Wednesday, September 20, 2006

Fighting Spam for the Common User

I have a Hotmail account that I use primarily as a spam dump. (i.e. the sites that require you to “Sign up for a free account”) It sees less use now that I found Bugmenot (http://www.bugmenot.com), which provides a forum for sharing usernames and passwords for sites requiring free registration. However, one way or another, my Hotmail account receives about 15 messages a day, over 90% of them useless spam. Logging into the web interface and manually deleting 200 messages at a time quickly became tedious, so I started looking for a better way.

Solution - Version 1

The mail server that I worked on last school year included in its feature set a spam and virus scanner. The server used a full install of Qmailrocks (www.qmailrocks.org), or at least as much as I got working in the time that I had. QMR includes qmail-scanner, a Perl script that uses spamassassin and clamav (with others available) to filter, mark and delete unwanted messages. I decided that since I had a domain and a mailserver, I might be able to do something with my Hotmail-accumulated cruft.

The first hurdle was getting the mail on the machine. Hotmail has ceased to use a straight POP3 interface, so this was not a place to use Fetchmail. Instead, I found a screen-scraper program (which actually downloads each web page and extracts the message) called Gotmail. Gotmail has an option to forward mail to a different address, so I conveniently forwarded it to an address that I created expressly for the purpose. After figuring out that qmail-scanner usually doesn't run SpamAssassin on local mail (and how to enable this option), I ran into another problem.

It turns out that because qms is written in perl, it is also abysmally slow when dealing with mail in bulk (I was processing 200 messages in a batch). The concurrency is limited to one copy at a time, and for each instance, it has to start a new perl interpreter instance. Nicht gut.

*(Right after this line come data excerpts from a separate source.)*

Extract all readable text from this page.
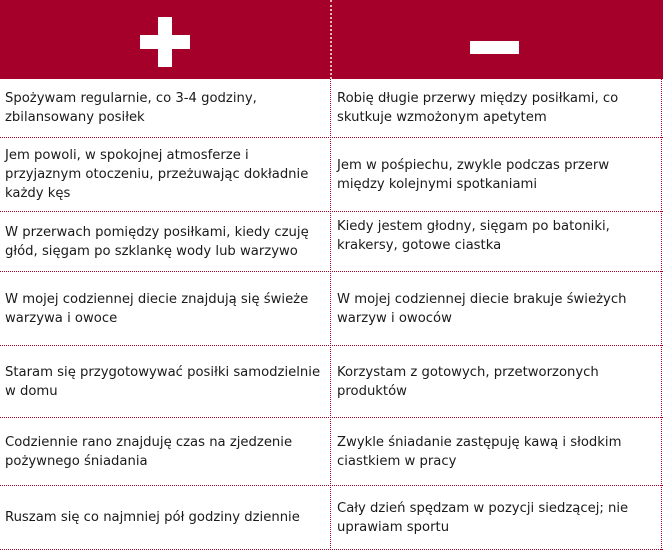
Spożywam regularnie, co 3-4 godziny, zbilansowany posiłek
Robię długie przerwy między posiłkami, co skutkuje wzmożonym apetytem
Jem powoli, w spokojnej atmosferze i przyjaznym otoczeniu, przeżuwając dokładnie każdy kęs
Jem w pośpiechu, zwykle podczas przerw między kolejnymi spotkaniami
W przerwach pomiędzy posiłkami, kiedy czuję głód, sięgam po szklankę wody lub warzywo
Kiedy jestem głodny, sięgam po batoniki, krakersy, gotowe ciastka
W mojej codziennej diecie znajdują się świeże warzywa i owoce
W mojej codziennej diecie brakuje świeżych warzyw i owoców
Staram się przygotowywać posiłki samodzielnie w domu
Korzystam z gotowych, przetworzonych produktów
Codziennie rano znajduję czas na zjedzenie pożywnego śniadania
Zwykle śniadanie zastępuję kawą i słodkim ciastkiem w pracy
Ruszam się co najmniej pół godziny dziennie
Cały dzień spędzam w pozycji siedzącej; nie uprawiam sportu
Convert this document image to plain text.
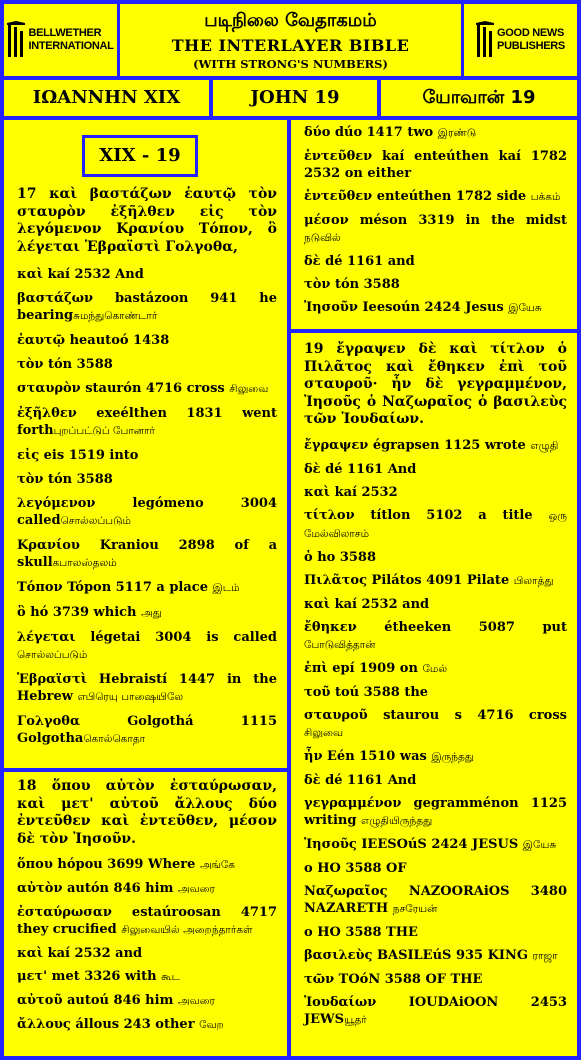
BELLWETHER
INTERNATIONAL
படிநிலை வேதாகமம்
THE INTERLAYER BIBLE
(WITH STRONG'S NUMBERS)
GOOD NEWS
PUBLISHERS
ΙΩΑΝΝΗΝ XIX	JOHN 19	யோவான் 19
XIX - 19
17 καὶ βαστάζων ἑαυτῷ τὸν σταυρὸν ἐξῆλθεν εἰς τὸν λεγόμενον Κρανίου Τόπον, ὃ λέγεται Ἑβραϊστὶ Γολγοθα,
καὶ kaí 2532 And
βαστάζων bastázoon 941 he bearingசுமந்துகொண்டார்
ἑαυτῷ heautoó 1438
τὸν tón 3588
σταυρὸν staurón 4716 cross சிலுவை
ἐξῆλθεν exeélthen 1831 went forthபுறப்பட்டுப் போனார்
εἰς eis 1519 into
τὸν tón 3588
λεγόμενον legómeno 3004 calledசொல்லப்படும்
Κρανίου Kraniou 2898 of a skullகபாலஸ்தலம்
Τόπον Tópon 5117 a place இடம்
ὃ hó 3739 which அது
λέγεται légetai 3004 is called சொல்லப்படும்
Ἑβραϊστὶ Hebraistí 1447 in the Hebrew எபிரெயு பாஷையிலே
Γολγοθα Golgothá 1115 Golgothaகொல்கொதா
18 ὅπου αὐτὸν ἐσταύρωσαν, καὶ μετ' αὐτοῦ ἄλλους δύο ἐντεῦθεν καὶ ἐντεῦθεν, μέσον δὲ τὸν Ἰησοῦν.
ὅπου hópou 3699 Where அங்கே
αὐτὸν autón 846 him அவரை
ἐσταύρωσαν estaúroosan 4717 they crucified சிலுவையில் அறைந்தார்கள்
καὶ kaí 2532 and
μετ' met 3326 with கூட
αὐτοῦ autoú 846 him அவரை
ἄλλους állous 243 other வேற
δύο dúo 1417 two இரண்டு
ἐντεῦθεν kaí enteúthen kaí 1782 2532 on either
ἐντεῦθεν enteúthen 1782 side பக்கம்
μέσον méson 3319 in the midst நடுவில்
δὲ dé 1161 and
τὸν tón 3588
Ἰησοῦν Ieesoún 2424 Jesus இயேசு
19 ἔγραψεν δὲ καὶ τίτλον ὁ Πιλᾶτος καὶ ἔθηκεν ἐπὶ τοῦ σταυροῦ· ἦν δὲ γεγραμμένον, Ἰησοῦς ὁ Ναζωραῖος ὁ βασιλεὺς τῶν Ἰουδαίων.
ἔγραψεν égrapsen 1125 wrote எழுதி
δὲ dé 1161 And
καὶ kaí 2532
τίτλον títlon 5102 a title ஒரு மேல்விலாசம்
ὁ ho 3588
Πιλᾶτος Pilátos 4091 Pilate பிலாத்து
καὶ kaí 2532 and
ἔθηκεν étheeken 5087 put போடுவித்தான்
ἐπὶ epí 1909 on மேல்
τοῦ toú 3588 the
σταυροῦ staurou s 4716 cross சிலுவை
ἦν Eén 1510 was இருந்தது
δὲ dé 1161 And
γεγραμμένον gegramménon 1125 writing எழுதியிருந்தது
Ἰησοῦς IEESOúS 2424 JESUS இயேசு
ο HO 3588 OF
Ναζωραῖος NAZOORAiOS 3480 NAZARETH நசரேயன்
ο HO 3588 THE
βασιλεὺς BASILEúS 935 KING ராஜா
τῶν TOóN 3588 OF THE
Ἰουδαίων IOUDAiOON 2453 JEWSயூதர்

Before I found that, I tried just setting the default delivery for the appropriate user (I was using vpopmail and virtual domains) to pipe the mail through spamc. Note I said “spamc”, not spamassassin. Spamc talks to spamd, the daemonized version of spamassassin, which reduces load, as the rules must only be loaded once. Doing it this way also raised my concurrency to whatever was set in the spamc config file. I started with the concurrency set to 4 or 5. The first time I triggered my new script, I thought I had crashed my server. Dual Pentium 2s at 333 MHz and 384 MB RAM weren't enough to handle that many processes at once, and the server stopped responding to all input. The other problem with this approach was that mail was marked, but not deleted. I still had to manually go into the folder in Pine and delete a lot of messages. Better, but not perfect. Using qms deleted high-scoring messages, but would require a lot of tweaking to discard all that I wanted.

Solution - Version 2

I think that I have now found an almost-ideal solution. Since I moved into my new apartment, Xavier (my server) has lain dormant for lack of a good home. I found it of vital importance to have unfiltered Internet access, something that CSM does not provide to residents in my area. Also, it uses quite a bit of electricity and is quite loud (old 120 mm fans). The above factors have conspired against using it here.

I also knew the headaches of setting up a full QMR setup, and because Rogue is my primary desktop machine, I didn't want to load it down with the bulky installation. All I really needed was spamassassin, not qms or even qmail.

I broke the problem down into three blocks. The first was getting the mail onto the machine. The second hurdle was filtering it properly through spamassassin. Lastly, I didn't want to hand-separate spam from good email.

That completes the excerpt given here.